Now here comes the cider part. Even though I didn’t sell many books, I still had fun. Simply put, the vendors who come to such events are a terrific bunch of people. I had a wonderful time chatting with many of them. The table directly behind me belonged to a snappy young artist named Bob Raymond. His wife and young daughter joined him for much of the event, and as I was alone a lot of the time, they drew me into their warm, friendly orbit. Such a lovely family, and I was sorry to say goodbye to them when the weekend ended.
Then there was Nicholas Anderson, a talented artist and storyteller who has created a series called Planet Ripple, which features a young woman named Minnow, a protagonist with many disabilities, including autism.

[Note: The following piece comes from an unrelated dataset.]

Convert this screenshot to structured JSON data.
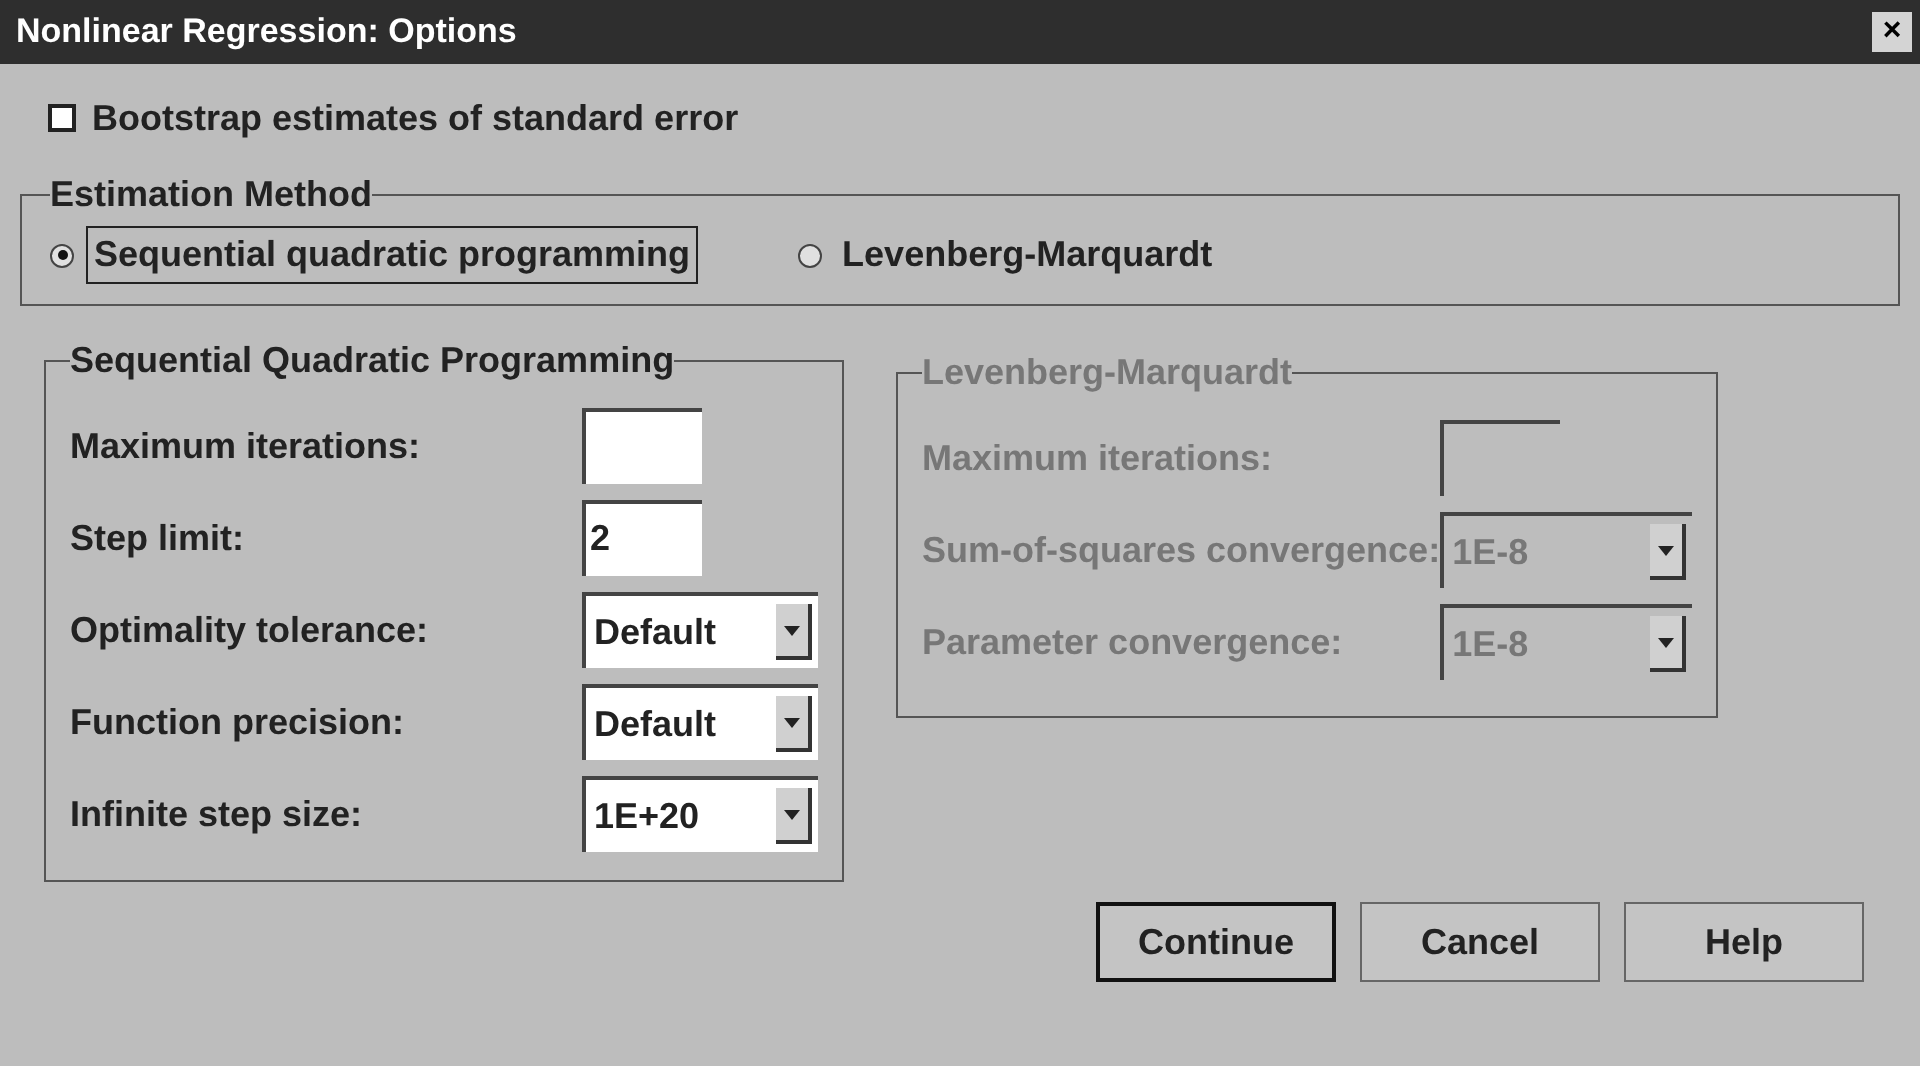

On his books’ Amazon Page, in the About the Author section, Nicholas notes that he, too, is on the autism spectrum. So I was very touched when Nicholas came to me, as the event was winding down, to tell me how sorry he was that Maya and the Book of Everything did not receive the same public mention that his Planet Ripple series did. My response? You go, Nicholas! Take the publicity wherever it comes. I am also happy to report that Nicholas sold lots of books at Pine Tree Con. The audience was perfect for his work.

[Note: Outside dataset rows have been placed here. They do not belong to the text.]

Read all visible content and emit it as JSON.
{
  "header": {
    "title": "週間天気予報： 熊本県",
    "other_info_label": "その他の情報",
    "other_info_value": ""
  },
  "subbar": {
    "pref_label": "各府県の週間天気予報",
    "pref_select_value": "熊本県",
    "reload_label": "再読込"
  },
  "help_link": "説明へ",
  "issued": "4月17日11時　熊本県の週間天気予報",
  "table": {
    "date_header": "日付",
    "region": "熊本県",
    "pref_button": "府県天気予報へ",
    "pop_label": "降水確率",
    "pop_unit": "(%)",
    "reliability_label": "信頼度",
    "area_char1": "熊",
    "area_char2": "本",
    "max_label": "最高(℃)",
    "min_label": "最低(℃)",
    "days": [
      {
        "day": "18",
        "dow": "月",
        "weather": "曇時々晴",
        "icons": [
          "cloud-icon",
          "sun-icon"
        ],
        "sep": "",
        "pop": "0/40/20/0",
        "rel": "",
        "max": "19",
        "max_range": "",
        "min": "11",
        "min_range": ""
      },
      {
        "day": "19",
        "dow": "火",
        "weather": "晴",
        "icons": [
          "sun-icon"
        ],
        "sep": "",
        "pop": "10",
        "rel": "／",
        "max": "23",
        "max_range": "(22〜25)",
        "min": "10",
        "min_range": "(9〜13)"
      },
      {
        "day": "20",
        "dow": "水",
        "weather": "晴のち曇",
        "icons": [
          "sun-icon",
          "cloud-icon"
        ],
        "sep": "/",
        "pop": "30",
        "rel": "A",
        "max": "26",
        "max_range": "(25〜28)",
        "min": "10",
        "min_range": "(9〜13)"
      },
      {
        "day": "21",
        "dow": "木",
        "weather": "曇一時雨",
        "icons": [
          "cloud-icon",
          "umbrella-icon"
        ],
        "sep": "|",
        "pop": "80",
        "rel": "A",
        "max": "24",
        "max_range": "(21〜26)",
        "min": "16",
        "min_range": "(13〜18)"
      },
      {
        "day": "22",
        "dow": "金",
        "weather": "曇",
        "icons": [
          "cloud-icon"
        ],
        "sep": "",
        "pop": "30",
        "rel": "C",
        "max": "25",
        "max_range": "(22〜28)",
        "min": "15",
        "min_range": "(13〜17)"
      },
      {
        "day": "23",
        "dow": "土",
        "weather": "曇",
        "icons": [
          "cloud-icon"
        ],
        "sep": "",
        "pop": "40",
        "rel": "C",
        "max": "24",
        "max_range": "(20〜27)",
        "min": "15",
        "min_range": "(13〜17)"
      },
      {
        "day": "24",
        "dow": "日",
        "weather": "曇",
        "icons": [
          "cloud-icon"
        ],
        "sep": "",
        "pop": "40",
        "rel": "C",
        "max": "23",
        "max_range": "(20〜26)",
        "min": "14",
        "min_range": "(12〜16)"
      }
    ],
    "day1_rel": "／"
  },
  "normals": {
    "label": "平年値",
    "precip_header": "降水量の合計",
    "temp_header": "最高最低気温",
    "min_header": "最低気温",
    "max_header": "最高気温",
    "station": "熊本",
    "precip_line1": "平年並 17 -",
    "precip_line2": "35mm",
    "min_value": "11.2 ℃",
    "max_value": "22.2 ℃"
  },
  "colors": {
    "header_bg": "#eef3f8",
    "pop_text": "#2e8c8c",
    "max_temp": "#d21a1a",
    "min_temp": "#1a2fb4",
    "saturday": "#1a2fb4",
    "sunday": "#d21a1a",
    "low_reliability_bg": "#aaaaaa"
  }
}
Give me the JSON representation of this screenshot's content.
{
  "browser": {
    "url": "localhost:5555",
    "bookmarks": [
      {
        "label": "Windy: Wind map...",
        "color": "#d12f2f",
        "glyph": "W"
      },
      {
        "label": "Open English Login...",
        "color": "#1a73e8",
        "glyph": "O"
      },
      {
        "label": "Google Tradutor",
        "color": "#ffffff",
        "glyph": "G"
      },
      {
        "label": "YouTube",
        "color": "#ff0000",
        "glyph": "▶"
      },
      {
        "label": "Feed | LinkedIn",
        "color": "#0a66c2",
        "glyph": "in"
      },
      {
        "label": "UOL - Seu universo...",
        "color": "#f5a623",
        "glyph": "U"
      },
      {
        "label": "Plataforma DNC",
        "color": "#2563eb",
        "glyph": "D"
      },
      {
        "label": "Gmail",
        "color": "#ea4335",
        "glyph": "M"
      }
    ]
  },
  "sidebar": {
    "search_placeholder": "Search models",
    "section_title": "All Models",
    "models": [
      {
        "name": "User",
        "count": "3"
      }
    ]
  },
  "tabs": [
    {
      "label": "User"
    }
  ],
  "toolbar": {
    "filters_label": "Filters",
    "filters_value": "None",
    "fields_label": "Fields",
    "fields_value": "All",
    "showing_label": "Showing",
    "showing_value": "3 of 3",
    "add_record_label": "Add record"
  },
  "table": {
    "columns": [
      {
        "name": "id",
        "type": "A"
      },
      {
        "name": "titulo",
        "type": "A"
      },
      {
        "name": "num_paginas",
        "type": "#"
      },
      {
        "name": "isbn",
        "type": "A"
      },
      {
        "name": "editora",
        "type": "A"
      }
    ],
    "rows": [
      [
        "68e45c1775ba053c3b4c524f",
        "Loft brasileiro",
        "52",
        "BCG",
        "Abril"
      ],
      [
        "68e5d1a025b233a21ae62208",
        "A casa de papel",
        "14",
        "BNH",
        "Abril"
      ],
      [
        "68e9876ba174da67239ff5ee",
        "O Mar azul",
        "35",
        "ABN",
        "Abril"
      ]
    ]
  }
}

Finally there was Shawn French, a former sports writer who now works on video games, horror movies, and comic books. His Escape from Jesus Island is a tale of cloning gone horribly wrong and is “a twisted retelling of the Book of Revelation.” But not disrespectful, Shawn was quick to add. We had a great discussion about editing and writing, and he even gave me some sound advice: When editing, save what you discard. You might use it some other time.
These are just a few of the artists and writers I met, but I’ll stop with the three I profiled.
Not surprisingly, I did a little Christmas shopping, and the presents I bought are zippy and local, just perfect for several people on my list.
All in all, even though sales were disappointing, a very sweet cider of a weekend.